MCDERMOTT: Is there a moment at one of the museums or a piece of work or an artist that you specifically remember?
DIIORIO: This might be the first time I’m recalling it, but I remember seeing [Frank] Stella’s Black paintings. Also Rodin sculptures, seeing Rodin in Philadelphia at the Rodin museum was striking. That was very serious for me because I didn’t see any joy in those. It was more like, “These are serious. These are kinda scary. What is this, these huge bronzes?”
MCDERMOTT: There was music playing when I first walked into the studio. Do you always listen to music while you work?
DIIORIO: Me and [my assistant] Sarah started listening to the Spanish and Mexican channels on the radio because I think they’re the only good music stations. We’ve been listening to some food blogs and I listen to sports radio, too. [pauses and points to the floor] These floor mats are very important. We have them in here because we’re doing sculptures with them. They’ll be stacked, and we started cutting in and manipulating them.
MCDERMOTT: I really just thought they were here to make it comfortable for you to stand all day and work…
DIIORIO: They are, but I like standing on them and looking at the paintings at the same time. I think there’s something there. There’s not much to them—they’re interactive, but they’re found objects, so they pretty much are just what they are. They’re a little bit conceptual, but I love them and want to incorporate them into my work just as is. I cut one and painted it, bleached it, and put it back together, but other than that they’ll just be mats that you can stand on, or not stand on, or not even look at.
MCDERMOTT: So will there be benches in the gallery, or just the mats?
DIIORIO: No benches. Just mats. I have nothing to do with benches. I know nothing about benches. Museums have benches. I know exactly what you mean, but none for me. Maybe sit on one of the paintings; that’d be nice. They’re kind of cushy.
MCDERMOTT: You should just put fabric over some of the mats, and then they’d become—
DIIORIO: —next level. Now you’re getting it. [laughs] That’s why I like ’em. You stand on these and kind of feel with your eyes what maybe [the paintings’] surfaces feel like.
MCDERMOTT: Lastly, are you trying to say anything specific with your work?
DIIORIO: I would like to say no, but I am trying to say something. I don’t put a lot of stuff forward or show that much work because I have things to say but not as much as other people. I want to say one or two good things now and then—things that relate to form, things that relate to the history of painting, things that relate to pleasure, I would say, above all.
MCDERMOTT: Pleasure seems to be a recurring theme.

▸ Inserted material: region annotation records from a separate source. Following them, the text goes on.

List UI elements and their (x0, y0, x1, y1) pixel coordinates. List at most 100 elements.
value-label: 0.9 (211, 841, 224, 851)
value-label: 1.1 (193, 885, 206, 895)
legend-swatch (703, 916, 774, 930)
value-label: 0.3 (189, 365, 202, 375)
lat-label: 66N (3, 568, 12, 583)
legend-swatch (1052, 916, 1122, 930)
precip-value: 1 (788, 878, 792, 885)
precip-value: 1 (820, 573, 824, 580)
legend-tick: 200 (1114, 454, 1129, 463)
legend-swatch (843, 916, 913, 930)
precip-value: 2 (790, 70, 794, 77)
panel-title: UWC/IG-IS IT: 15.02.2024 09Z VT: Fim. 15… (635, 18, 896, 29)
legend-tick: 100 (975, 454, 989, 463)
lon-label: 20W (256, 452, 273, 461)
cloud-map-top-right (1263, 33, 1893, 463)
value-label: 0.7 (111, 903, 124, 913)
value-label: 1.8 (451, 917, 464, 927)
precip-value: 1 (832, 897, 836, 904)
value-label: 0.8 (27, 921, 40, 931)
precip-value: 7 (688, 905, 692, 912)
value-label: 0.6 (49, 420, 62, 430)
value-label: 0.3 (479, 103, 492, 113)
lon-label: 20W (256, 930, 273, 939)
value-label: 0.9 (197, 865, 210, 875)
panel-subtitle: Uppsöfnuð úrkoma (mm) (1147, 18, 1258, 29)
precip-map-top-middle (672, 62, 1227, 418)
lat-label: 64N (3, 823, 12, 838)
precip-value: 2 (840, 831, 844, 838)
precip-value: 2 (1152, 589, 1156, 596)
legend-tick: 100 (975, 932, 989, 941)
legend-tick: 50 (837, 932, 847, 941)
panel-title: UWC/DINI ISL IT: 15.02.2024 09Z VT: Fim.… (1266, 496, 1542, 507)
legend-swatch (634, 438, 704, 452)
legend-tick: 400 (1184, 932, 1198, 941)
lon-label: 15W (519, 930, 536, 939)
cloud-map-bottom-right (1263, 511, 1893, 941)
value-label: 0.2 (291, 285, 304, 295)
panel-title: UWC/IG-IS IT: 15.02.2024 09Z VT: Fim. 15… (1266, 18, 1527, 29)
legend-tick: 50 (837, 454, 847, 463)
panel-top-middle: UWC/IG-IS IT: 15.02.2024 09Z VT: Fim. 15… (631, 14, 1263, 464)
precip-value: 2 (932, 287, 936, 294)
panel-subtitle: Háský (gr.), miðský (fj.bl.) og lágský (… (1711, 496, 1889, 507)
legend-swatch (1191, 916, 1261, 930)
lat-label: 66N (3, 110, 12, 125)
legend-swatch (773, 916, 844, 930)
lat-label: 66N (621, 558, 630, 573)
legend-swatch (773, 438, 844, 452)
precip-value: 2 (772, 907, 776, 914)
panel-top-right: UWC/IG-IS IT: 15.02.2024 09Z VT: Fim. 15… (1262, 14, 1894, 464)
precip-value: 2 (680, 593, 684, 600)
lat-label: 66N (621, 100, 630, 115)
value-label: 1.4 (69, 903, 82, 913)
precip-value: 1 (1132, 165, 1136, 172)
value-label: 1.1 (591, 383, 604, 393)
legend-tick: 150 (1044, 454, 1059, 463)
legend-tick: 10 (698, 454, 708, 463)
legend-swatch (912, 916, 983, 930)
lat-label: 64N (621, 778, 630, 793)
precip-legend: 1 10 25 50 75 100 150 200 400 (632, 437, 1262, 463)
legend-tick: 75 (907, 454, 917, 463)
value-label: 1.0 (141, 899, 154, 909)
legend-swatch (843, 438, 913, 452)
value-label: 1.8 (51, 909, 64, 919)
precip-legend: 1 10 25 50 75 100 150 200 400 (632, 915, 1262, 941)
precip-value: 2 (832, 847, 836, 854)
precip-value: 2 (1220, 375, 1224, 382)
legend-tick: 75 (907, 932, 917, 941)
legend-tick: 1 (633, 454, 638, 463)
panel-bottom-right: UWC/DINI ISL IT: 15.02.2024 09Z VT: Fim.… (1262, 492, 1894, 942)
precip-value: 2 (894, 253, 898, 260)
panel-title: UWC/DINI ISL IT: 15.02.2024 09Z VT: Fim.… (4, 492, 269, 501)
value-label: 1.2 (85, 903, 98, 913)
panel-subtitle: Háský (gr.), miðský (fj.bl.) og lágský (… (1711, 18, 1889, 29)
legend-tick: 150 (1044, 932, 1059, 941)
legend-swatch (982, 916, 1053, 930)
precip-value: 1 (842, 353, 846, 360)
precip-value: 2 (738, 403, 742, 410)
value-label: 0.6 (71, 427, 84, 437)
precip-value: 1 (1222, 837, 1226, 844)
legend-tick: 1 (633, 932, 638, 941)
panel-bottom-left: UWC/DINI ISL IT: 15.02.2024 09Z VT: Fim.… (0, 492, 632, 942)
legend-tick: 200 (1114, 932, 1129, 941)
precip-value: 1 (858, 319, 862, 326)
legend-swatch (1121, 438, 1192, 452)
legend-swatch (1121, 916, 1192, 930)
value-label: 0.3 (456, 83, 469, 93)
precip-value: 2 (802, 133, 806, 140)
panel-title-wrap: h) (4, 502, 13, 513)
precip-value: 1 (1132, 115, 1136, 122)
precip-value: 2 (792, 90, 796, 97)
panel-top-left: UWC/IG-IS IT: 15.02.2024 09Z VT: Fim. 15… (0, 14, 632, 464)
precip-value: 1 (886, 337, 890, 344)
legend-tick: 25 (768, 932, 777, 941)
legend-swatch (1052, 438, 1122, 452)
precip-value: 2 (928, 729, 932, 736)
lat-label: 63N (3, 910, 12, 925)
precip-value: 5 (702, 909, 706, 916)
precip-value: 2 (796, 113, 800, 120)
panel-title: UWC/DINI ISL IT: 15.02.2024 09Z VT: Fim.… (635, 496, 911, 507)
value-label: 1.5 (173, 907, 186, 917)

DIIORIO: It’s never something I thought about until recently, but when you break down painting and what you want to get out of it, you want to be involved in this rich history—you want to push boundaries; you want to be radical; you want to make a statement. But, if you can go one step further, why or how do you get there? What’s the vehicle? The vehicle is pleasure. You can look at a lot of things and say, “This is not a pleasurable painting,” but I think a lot of good painting and good art brings you pleasure in some way. That could be pleasure through revolt, or pleasure through rejection, pleasure through pain, pleasure through failure. A lot of this work, you can see, is about failure. Here we’ll make the paintings, we’ll put stuff together, and they’re not anything like what we think they’re going to look like. We anticipate that. So this failure, too, takes the form of coincidence, chance, unintentional—but are these paintings unintentional? No. It’s because we’re surprised, and we love it; I love it. That’s the pleasure. So when I’m making objects within an art practice, pleasure is definitely the end game.